First, the local knowledge of hazards, exposures, damage, vulnerability, and risk is absent or occasional, and is not freely accessible in most (70%) of the 41 tropical countries observed. The tracking of these last elements and their free accessibility is essential to extend climate planning, to reduce costs, considering the range of intervenants (multi-bilateral development aid, coalitions of local governments, central and intermediate governments, NGOs, etc.) and to produce information which is really helpful to the local government. In some cases (Malawi), the albeit commendable initiative is practiced without taking into account these two aspects: too many indicators to produce the vulnerability index, and an excessively rough geographic definition to be useful at local level. Second, the physical plans on which the mainstreaming recommended by the United Nations focuses are rare in tropical small-medium settlements, DCs and, particularly, in LDCs. Third, the measures recommended aren’t successful in all tropical contexts.

Mainstreaming UN recommendations on local scale requires to fill different cognitive and procedural gaps, despite the fact that, in recent years, knowledge of climate planning has been strengthened.

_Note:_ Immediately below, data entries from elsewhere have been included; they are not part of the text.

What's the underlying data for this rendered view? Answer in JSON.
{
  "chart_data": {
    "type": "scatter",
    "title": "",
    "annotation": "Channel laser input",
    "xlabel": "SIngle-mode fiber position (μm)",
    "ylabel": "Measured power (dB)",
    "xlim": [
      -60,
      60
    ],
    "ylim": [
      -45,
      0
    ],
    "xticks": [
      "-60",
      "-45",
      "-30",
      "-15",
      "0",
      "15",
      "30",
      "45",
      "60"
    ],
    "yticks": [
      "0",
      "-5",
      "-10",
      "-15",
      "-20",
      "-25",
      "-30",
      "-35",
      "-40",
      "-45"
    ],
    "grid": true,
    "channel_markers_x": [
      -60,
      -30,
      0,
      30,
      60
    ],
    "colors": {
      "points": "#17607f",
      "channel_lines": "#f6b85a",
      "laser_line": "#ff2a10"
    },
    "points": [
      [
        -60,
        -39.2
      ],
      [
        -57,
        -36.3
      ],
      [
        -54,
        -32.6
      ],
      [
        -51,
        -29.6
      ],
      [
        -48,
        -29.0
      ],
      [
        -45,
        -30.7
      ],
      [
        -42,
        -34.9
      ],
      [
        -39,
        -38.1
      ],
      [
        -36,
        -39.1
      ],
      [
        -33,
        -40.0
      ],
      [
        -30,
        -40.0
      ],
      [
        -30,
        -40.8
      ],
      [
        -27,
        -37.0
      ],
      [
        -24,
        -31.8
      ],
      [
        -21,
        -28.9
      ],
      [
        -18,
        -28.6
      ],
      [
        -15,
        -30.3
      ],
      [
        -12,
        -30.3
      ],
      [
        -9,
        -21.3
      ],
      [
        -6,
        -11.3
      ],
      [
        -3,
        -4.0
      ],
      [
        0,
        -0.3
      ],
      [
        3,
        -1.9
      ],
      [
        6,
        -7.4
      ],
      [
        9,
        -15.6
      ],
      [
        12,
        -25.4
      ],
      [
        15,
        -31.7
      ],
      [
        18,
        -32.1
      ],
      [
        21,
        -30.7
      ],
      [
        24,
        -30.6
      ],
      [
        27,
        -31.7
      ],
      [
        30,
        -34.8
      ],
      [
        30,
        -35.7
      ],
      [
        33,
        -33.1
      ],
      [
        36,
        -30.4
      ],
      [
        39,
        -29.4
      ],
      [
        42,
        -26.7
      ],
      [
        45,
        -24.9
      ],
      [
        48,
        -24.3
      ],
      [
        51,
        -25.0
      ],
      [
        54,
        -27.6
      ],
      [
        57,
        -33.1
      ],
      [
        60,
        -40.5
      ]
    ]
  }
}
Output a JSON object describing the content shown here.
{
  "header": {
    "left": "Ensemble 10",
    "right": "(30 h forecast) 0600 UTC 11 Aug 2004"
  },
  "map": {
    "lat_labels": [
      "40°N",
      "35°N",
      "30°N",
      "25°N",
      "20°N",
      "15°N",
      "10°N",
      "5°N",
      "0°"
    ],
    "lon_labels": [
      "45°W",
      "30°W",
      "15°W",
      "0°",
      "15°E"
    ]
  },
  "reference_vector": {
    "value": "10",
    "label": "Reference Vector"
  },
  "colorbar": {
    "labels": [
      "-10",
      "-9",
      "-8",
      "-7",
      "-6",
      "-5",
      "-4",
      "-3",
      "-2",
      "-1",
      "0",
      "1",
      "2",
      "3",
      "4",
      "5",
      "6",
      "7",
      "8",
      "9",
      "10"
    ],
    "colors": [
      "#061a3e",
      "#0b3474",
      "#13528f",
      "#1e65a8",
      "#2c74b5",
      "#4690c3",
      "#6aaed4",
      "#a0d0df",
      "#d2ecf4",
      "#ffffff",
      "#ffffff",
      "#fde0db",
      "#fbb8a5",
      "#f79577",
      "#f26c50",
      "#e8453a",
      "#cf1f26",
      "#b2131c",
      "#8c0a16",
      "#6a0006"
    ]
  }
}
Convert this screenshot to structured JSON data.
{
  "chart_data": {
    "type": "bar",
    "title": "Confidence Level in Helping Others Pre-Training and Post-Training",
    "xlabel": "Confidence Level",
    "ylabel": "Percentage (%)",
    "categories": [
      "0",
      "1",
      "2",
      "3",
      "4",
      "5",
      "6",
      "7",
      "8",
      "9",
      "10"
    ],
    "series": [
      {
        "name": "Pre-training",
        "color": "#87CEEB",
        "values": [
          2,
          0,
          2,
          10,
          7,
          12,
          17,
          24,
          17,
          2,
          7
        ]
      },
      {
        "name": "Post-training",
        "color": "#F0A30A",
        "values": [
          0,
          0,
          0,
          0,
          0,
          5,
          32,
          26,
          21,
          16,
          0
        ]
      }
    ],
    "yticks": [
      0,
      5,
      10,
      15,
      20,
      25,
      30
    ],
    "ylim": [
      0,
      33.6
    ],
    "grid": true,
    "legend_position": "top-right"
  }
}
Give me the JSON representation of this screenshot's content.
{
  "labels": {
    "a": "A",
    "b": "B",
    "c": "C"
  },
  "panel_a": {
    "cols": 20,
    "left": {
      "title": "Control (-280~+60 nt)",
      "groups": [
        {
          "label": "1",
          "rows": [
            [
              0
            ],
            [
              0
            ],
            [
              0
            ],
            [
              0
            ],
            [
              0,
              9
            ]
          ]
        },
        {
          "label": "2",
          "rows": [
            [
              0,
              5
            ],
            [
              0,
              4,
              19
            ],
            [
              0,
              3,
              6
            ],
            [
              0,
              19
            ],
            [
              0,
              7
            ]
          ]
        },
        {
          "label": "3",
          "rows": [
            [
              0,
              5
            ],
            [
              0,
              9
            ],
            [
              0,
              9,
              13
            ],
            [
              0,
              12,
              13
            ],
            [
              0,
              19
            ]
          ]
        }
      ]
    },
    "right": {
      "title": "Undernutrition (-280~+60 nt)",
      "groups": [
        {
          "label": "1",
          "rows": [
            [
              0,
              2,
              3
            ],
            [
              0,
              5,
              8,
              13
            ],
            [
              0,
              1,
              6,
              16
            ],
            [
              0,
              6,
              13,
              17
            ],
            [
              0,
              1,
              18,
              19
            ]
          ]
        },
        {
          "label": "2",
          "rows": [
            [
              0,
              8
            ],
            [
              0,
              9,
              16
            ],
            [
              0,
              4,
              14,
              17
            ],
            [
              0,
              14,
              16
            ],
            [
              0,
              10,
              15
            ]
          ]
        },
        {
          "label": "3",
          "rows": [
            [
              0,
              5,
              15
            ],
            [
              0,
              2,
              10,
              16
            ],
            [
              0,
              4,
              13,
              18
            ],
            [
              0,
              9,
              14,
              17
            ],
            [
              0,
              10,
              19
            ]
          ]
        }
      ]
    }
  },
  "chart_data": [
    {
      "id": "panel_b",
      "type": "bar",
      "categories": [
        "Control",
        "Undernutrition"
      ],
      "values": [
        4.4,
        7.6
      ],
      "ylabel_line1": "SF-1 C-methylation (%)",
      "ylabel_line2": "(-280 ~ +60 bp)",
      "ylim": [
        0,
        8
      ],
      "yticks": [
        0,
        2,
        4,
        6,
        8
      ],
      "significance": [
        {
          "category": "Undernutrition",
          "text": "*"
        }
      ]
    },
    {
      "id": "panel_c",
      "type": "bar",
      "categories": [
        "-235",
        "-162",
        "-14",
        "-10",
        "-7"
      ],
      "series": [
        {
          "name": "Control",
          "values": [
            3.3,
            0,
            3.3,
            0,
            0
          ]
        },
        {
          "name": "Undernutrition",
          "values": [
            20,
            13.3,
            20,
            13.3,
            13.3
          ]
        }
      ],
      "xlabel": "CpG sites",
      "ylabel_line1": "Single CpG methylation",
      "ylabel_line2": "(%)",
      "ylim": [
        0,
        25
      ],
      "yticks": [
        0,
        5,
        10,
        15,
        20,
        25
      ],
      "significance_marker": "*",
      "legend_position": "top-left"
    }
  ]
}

Analysis. Knowledge of relevant climate trends for urban and rural sectors (agriculture) in contexts which don’t have a network of weather stations on the ground or a sufficiently long series of records, vulnerability to climate change assessment in contests lacking information on a local scale and, transition to open access vulnerability tracking, early warning systems.

Planning process. Assessment of the quality of climate plans, estimate of the potential of the risk reduction measures, risk reduction methods, backcasting.

Measures. Risk transfer, fuel for cooking, adaptation and adaptation credits.

The 18 chapters that follow tackle these matters.